DataTable from Data Flow Task
To get a DataTable object from a Data Flow Task you have to configure a Recordset Destination. Beware that not every column type can be mapped to this destination type, so you'll have to convert some column types to string first.
The Script
Now that we have configured the temporary memory object to hold our rows, it's time to generate the XML file. This script will generate an XML file with format akin to the RAW method of SQL Server.
DataTable's WriteXml method expects a DataSet name to generate the root node label. The DataTable's name will be used to label the rows. By default the document is based on elements, so to generate an attribute based document we have to tweak the code a little bit. Also, by default the columns of type datetime get the time zone appended which might not be what you want.
The final script is longer than the single line I write before, but it is still short and simple enough. In a Script Task, map the object variable as read only variable and replace the Main method with the following code:
public void Main()
{
DataTable dt = null;
var objRows = Dts.Variables["Public::RowSet"].Value;
var ds = objRows as DataSet;
/* The DataSetName property determines the root node name,
while the TableName property determines the row name. */ if (ds != null) //Ado.Net DataSet
{
ds.DataSetName = "rows";
(dt = ds.Tables[0]).TableName = "row";
}
else //OleDb Connections and Recordset Destinations
{
dt = (new DataSet("rows")).Tables.Add("row");
(new OleDbDataAdapter()).Fill(dt, objRows);
}
foreach (DataColumn c in dt.Columns)
{
//Comment the following line to get a documente based on elements
c.ColumnMapping = MappingType.Attribute;
if (c.DataType == typeof(DateTime))
c.DateTimeMode = DataSetDateTime.Unspecified; //No time zone
}
dt.WriteXml(@"C:\Temp\result.xml");
Dts.TaskResult = (int)ScriptResults.Success;
}
Pros
Simple code. You can save it as a snippet and paste it as is whenever you need it. It can format correctly any datatype allowed in a DataTable (try with binary data, it would be serialized as Base64 by default). It can handle correctly any weird name you have in your columns, and produce a valid xml identifier.
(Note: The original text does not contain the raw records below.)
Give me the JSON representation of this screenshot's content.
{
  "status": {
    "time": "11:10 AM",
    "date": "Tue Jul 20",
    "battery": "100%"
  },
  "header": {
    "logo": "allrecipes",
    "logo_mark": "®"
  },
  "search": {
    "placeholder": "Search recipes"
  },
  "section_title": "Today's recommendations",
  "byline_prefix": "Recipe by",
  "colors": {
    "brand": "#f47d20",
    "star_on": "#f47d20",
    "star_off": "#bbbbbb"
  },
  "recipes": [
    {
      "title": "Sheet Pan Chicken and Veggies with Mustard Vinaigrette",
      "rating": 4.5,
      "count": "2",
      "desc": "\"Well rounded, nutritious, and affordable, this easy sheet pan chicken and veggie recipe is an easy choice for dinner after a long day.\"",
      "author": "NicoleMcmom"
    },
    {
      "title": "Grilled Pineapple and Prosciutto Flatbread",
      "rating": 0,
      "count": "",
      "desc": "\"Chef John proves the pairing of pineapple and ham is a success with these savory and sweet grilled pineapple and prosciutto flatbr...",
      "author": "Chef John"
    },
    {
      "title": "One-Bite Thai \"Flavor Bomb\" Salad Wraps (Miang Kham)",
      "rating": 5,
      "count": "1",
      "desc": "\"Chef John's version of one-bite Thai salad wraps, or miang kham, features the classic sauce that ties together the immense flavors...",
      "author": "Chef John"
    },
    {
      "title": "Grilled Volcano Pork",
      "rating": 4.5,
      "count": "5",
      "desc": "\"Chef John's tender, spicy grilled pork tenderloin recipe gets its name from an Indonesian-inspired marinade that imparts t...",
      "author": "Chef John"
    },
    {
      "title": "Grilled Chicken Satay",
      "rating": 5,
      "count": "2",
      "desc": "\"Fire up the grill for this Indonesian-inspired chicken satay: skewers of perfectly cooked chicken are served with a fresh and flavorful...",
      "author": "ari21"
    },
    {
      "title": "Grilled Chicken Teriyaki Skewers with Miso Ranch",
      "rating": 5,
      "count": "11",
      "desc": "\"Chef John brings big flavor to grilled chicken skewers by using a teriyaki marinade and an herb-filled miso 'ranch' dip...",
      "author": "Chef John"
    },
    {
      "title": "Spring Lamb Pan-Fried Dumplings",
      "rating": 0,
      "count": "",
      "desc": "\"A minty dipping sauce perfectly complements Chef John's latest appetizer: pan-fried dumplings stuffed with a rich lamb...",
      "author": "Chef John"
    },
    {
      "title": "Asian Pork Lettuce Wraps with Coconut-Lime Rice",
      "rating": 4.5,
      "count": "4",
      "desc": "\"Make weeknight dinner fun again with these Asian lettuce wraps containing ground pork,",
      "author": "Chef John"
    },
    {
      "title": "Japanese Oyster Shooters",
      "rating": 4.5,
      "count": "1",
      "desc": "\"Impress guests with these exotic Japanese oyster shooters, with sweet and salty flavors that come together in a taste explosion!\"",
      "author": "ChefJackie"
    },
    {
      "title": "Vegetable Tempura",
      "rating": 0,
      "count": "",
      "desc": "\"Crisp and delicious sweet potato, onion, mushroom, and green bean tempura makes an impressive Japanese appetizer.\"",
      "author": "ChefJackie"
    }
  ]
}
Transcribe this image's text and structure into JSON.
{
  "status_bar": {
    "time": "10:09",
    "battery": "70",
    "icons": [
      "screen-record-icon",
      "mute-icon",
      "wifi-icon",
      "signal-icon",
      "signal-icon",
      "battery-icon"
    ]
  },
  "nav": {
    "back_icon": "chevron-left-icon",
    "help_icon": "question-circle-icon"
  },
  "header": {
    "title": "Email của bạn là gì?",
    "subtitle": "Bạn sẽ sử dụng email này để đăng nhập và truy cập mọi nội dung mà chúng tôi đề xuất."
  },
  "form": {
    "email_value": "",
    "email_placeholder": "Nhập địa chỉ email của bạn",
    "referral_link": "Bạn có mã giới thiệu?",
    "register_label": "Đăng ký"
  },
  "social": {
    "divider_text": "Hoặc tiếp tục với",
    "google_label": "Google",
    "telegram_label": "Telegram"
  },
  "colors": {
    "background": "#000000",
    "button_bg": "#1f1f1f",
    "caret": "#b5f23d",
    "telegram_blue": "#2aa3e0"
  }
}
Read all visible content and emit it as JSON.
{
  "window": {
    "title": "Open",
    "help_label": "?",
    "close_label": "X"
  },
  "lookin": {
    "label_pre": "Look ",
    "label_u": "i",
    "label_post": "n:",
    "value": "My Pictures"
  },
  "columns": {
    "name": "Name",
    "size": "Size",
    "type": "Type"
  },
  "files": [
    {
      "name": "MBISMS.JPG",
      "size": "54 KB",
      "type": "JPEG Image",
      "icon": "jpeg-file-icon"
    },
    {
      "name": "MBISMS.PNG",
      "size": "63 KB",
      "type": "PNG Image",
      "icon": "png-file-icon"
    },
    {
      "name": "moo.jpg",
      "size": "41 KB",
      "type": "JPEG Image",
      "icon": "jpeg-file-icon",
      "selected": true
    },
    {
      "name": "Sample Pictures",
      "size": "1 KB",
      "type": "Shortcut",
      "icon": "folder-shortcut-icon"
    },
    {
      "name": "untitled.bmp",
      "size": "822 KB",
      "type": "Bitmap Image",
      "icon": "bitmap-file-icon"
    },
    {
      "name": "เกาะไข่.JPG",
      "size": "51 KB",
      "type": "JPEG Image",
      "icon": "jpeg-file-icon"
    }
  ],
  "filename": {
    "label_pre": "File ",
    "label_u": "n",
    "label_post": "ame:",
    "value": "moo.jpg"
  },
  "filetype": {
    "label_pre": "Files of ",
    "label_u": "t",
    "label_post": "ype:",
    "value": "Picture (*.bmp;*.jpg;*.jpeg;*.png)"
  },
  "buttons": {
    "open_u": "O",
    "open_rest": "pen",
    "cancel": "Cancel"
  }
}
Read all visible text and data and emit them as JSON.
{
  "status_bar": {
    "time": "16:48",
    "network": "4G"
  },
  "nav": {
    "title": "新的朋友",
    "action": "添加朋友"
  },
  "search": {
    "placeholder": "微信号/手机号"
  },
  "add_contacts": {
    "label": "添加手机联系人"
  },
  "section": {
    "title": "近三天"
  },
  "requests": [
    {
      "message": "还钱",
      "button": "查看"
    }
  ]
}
It works with all versions since 2008 without changes.
Gotchas
Since DataTables are memory objects, if you have to export huge row sets to XML, the memory consumption of the package will increase notoriously. I have tested and implemented this solution for relatively big XML files (hundreds of MB), but I would not dare to export huge data sets with this technique.
According to the MSDN, the DataTable object has a hard limit of 16,777,216 for the maximum number of rows it can hold, but I'm sure you'll hit some memory limit way before that, depending on the number of columns in your set.
As with every piece of code you find in the Internet, test it and then test it again.
References
1.- DataTable Class
2.- Out of memory exception ado.net dataset
3.- The first time I realize I could read datatables in a script task was by reading a blog from Jamie Thompson many, many years ago, but I cannot find the article / blog anywhere now. So I think it's fare to mention him here.